The Tribeca Film Festival, which I also had the great pleasure of covering, was a similar scenario. There was a lot of salesmanship but there was also the films themselves standing on their own in small venues. Some of the best films I'd screened -- including a documentary on the New York Cosmos, the hip-hop documentary Rock The Bells and the low-budget horror homage Hatchet -- were seen at showings with only a handful of other attendees. That's the end product, and all the filmmakers want are enough eyeballs and word of mouth to get them to another platform: Indie theaters, movie channels, ESPN, etc.
Elements of this still exist at South By Southwest but are fading into the din. As noted by by colleague Rocco Pendola, who attended South By Southwest last year, this is likely the worst time to be in Austin as a music or film fan. There are long lines for everything worth eating or drinking and everybody around you is in pitch, sell or networking mode, which means almost nobody except the most drunken SXSW-goers are in their natural state.
That's not a festival, that's a bazaar. However, that's exactly why cantankerous old coots like myself and other naysayers should do the right thing and stay as far away from that event as possible. No, it isn't an ideal music showcase and companies like Apple (AAPL) and Chevrolet are only making it more difficult to squeeze emerging artists onto the stages, but hundreds of music writers and thousands of fans still make discoveries there anyway. No, SXSW isn't Sundance or Cannes, but great independent films like The Spectacular Now, Upstream Color, Short Term 12, Muscle Shoals and Before Midnight all took their first steps into the U.S. market there.

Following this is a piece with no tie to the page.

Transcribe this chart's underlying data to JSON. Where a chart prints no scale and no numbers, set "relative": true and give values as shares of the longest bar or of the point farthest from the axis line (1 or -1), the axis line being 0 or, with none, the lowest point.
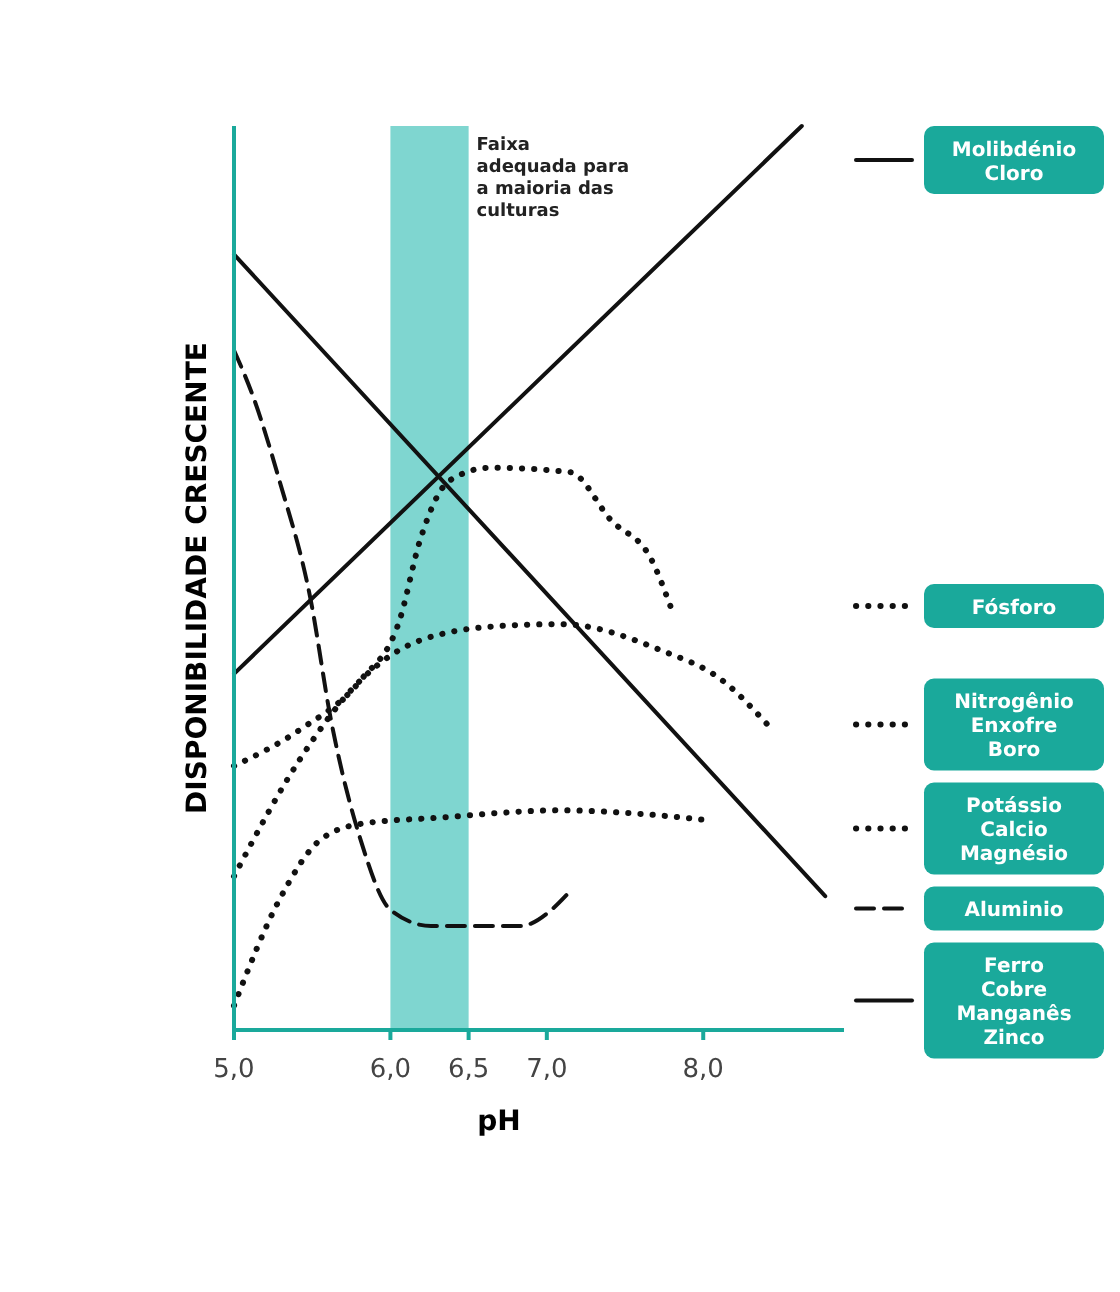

The panels and keynotes are still stacked and worth your while, the Interactive fest is as much a tech cornerstone as CES or E3 and it's still Austin. There are venues everywhere, shows every night and barbecue and Shiner all around. The whole thing brings about $200 million in business to Austin and boosts business at the venues 45% over the next most-popular month on the calendar.
It's perhaps a bit more business-casual than the festival title would imply, but there are a lot of folks who love mixing business and pleasure there and see a huge return on their investment. They don't need me or anyone else sulking and grousing about the commercialism behind what's now an inherently commercial exercise. That's like watching the Super Bowl and complaining the commercials and halftime show are ruining the game.
If you still want a music festival without the extra city's worth of people and vendors, the Austin City Limits festival comes around in October. In the meantime, let SXSW keep greasing the gears of commerce without a bunch of purists throwing a wrench into them.